The IKEA effect and a Betty Crocker flop
People get attached to things, especially when we own them and even more so when we create them. A well-established bias in psychology is the endowment effect, which says something quite profound about how we value things: “The endowment effect is the tendency for people who own a good to value it more than people who do not. Its economic impact is consequential. It creates market inefficiencies and irregularities in valuation such as differences between buyers and sellers, reluctance to trade, and mere ownership effects. “
Research into the endowment effect led to another quirk of human psychology that gets us back to the curious ways people value things.
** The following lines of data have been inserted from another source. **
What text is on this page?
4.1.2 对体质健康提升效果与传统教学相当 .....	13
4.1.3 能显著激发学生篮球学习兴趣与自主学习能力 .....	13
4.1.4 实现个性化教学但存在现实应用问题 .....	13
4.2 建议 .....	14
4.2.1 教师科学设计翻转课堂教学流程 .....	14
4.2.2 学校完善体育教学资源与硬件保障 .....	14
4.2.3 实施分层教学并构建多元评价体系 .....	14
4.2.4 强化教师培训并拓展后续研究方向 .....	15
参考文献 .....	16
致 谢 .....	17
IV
It’s become known as the IKEA effect, expressed simply as “when labor leads to love.” Harvard researchers found that when people put something together themselves, they ascribe greater value to it than if the same good had been purchased.
In one of their experiments, participants valued pre-assembled IKEA boxes at $0.48, while they valued the same boxes after they assembled them at $0.78. They found that the same psychology applies to how we assign value to our cars, homes, and businesses when we fix, build, or improve them.
Interestingly, the IKEA effect occurs independent of whether the effort we expend leads to a poorly built (or fixed or improved) end result. So much so that the effect “is sufficient in magnitude that consumers believe that their self-made products rival those of experts.”
A story from business history shows how complicated it can be to properly value effort. In the 1950’s, General Mills released its Betty Crocker brand cake mixes. The original product required only the addition of water to prepare the mix for baking. But sales lagged. The company scrambled to explain what was wrong with the offering. They found that consumers experienced guilt over making great tasting cakes without expending any real effort. It was too easy. The solution was to make the product less convenient by requiring that the consumer add an egg to create an extra step. And it worked. Consumers felt that they had devoted effort, creating a sense of ownership.
Our automated future may require an asterisk
Today’s world is defined in large part by increasingly powerful technologies designed to make our lives easier. To do more by expending less effort. But the psychology of effort suggests that there may be a limit to just how automated we want our automation, at least in our day-to-day lives. It points to the need for businesses to be mindful of how they design their products. Fully automating our lives may be possible, but it also may not be the solution that brings us the most satisfaction.
As we saw with the data about the flow state, our lives and work are most enriching when we find a middle ground between ease and difficulty. We want technology to deliver convenience because the time we save allows us to direct our efforts to the other tasks and goals that require the best of our abilities.